In a fair head-to-head comparison, I studied all twelve established modifiable risk factors for dementia in the same participants and their differential associations with brain pathologies and cognitive decline over time. In brief, I found that modifiable dementia risk factors were more consistently associated with vascular brain disease and especially cognitive decline than with Alzheimer’s disease pathology. This suggests that established dementia prevention targets primarily benefit vascular health and other non-Alzheimer’s pathways, underscoring the need to identify modifiable risk factors that specifically influence Alzheimer’s disease pathology. To address this question, I investigated whether sleep health may be such a modifiable risk factor for Alzheimer’s disease. I found that a weaker circadian rhythm, characterized by frequent transitions between sleep and wakefulness, such as daytime napping and nighttime awakenings, was associated with greater Alzheimer’s disease burden at follow-up. The association was significantly stronger in APOE4 carriers than non-carriers. These findings are particularly compelling because circadian rhythms are modifiable through behavioral and pharmacological interventions. Moreover, there is growing experimental evidence from animal models suggesting that disrupted sleep can accelerate amyloid-beta accumulation, providing a plausible biological mechanism for this association.
I disseminated the results of DIVERT-AD in six peer-reviewed articles including top-tier journals (Alzheimer’s & Dementia, BRAIN, JAMA Neurology, Neurology), and two oral talks at the largest international conference for Alzheimer’s Disease (AAIC).

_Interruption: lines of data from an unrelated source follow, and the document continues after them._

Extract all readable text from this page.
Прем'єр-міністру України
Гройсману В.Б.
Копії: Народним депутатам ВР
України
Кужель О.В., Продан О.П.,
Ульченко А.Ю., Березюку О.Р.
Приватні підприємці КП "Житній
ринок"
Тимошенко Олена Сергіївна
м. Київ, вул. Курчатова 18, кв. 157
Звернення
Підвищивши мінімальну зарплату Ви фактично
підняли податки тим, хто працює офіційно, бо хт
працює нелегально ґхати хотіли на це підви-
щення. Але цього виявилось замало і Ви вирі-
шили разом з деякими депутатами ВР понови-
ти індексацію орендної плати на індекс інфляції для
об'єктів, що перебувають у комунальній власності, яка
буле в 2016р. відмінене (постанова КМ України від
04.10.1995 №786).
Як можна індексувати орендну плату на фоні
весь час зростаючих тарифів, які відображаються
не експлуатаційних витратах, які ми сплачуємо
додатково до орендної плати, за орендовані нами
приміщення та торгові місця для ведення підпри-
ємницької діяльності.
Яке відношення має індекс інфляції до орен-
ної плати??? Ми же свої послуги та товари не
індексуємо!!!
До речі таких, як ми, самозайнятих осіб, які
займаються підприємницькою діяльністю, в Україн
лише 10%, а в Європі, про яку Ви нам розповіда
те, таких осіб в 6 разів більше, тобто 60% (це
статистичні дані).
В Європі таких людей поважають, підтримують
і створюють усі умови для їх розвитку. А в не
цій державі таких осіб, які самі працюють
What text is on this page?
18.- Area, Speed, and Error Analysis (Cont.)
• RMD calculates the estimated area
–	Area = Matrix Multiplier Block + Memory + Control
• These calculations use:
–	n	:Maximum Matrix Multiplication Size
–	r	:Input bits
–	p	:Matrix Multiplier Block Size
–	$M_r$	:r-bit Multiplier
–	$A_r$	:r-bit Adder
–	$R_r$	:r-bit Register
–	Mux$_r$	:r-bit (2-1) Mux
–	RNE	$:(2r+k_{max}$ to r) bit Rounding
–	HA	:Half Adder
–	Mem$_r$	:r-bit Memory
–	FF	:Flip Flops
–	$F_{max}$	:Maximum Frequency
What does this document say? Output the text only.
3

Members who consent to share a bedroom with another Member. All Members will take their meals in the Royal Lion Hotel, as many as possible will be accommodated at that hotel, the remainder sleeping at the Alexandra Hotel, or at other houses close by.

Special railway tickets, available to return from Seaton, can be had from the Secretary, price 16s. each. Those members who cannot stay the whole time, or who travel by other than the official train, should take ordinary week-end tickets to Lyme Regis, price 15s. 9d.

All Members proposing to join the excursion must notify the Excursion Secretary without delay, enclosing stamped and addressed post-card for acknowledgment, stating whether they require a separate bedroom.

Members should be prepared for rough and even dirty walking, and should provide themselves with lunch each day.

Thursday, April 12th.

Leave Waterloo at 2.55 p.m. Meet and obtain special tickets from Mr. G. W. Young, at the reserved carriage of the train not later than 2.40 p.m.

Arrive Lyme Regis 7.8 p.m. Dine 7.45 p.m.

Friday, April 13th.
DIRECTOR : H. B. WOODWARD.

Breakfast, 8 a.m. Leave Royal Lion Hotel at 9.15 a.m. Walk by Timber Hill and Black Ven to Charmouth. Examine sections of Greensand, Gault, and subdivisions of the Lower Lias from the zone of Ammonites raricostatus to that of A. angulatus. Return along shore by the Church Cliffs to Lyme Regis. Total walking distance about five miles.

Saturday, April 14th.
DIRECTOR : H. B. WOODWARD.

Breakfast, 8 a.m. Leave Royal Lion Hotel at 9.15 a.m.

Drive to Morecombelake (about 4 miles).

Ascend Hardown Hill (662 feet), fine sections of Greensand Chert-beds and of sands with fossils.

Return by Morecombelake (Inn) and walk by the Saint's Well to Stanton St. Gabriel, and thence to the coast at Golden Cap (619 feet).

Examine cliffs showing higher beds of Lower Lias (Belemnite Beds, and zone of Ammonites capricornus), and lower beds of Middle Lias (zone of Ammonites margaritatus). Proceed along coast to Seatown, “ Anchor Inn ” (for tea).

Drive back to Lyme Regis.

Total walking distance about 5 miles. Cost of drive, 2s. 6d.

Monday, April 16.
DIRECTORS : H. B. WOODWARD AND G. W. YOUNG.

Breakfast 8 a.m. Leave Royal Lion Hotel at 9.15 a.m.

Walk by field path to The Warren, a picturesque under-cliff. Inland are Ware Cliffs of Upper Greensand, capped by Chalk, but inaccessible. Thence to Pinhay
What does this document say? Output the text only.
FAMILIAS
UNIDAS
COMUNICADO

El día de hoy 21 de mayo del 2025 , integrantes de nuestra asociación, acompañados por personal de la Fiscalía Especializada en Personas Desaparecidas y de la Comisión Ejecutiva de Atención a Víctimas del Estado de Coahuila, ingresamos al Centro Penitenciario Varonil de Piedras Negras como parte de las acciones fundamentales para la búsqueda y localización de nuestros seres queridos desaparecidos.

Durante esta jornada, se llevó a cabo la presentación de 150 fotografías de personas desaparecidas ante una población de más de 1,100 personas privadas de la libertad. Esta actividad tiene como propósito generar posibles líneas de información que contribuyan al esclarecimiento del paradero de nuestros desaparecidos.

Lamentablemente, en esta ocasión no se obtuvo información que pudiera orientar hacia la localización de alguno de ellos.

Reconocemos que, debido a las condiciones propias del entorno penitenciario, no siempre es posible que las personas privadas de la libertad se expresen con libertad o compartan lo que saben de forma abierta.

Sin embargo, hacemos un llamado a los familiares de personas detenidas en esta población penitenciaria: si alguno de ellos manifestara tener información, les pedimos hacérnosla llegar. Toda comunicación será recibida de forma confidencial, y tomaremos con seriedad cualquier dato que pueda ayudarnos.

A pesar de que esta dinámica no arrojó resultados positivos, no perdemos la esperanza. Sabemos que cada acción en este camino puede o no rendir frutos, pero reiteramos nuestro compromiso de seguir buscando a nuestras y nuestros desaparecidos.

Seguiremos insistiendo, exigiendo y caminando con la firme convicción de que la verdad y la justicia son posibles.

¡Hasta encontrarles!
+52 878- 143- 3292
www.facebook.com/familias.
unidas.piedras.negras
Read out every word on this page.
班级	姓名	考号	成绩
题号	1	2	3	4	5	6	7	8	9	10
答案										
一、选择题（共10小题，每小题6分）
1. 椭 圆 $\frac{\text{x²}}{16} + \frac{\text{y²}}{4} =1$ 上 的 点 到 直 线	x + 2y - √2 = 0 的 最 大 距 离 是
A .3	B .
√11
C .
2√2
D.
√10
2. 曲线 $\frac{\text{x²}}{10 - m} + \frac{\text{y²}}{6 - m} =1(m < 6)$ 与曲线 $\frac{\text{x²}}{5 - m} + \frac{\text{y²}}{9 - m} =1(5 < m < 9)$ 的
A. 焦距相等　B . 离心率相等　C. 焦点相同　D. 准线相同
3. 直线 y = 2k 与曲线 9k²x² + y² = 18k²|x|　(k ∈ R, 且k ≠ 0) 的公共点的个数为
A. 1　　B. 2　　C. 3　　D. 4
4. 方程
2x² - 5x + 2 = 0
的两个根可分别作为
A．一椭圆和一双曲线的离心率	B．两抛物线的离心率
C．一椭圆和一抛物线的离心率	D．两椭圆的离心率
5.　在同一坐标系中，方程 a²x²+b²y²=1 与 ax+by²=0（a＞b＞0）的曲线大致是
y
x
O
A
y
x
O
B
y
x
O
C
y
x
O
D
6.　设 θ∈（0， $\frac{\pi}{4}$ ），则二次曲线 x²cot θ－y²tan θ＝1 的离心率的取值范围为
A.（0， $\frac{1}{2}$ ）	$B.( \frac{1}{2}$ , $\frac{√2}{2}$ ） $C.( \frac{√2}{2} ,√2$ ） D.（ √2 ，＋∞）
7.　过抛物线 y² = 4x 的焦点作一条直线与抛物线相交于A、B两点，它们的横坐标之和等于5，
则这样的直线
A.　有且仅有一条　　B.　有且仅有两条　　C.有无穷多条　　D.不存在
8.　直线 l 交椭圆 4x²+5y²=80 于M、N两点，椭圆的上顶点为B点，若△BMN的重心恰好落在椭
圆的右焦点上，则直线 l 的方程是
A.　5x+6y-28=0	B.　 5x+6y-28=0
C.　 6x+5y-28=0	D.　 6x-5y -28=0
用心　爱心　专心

I exploit the unprecedented wealth of brain imaging and cognitive assessments collected over the last 15 years in large population-based cohorts of middle aged and older adults. I specifically investigate which potentially modifiable risk factors (e.g. diabetes) are associated with imaging markers of Alzheimer’s disease, vascular brain disease, and neurodegeneration, which are primary cause of dementia. The resulting factors are likely important for primary prevention of dementia. I additionally determine which modifiable risk factors are associated with cognitive performance taking disease burden into account. The identified factors are likely relevant for secondary prevention. I also explore whether found associations are different for older versus younger participants, women versus men, or high versus low genetic risk carriers. Importantly, I perform this research in asymptomatic individuals without dementia, where prevention would likely be most effective. By pinpointing the most influential risk factors and the populations most vulnerable to them, my research lays the groundwork for precision prevention of dementia.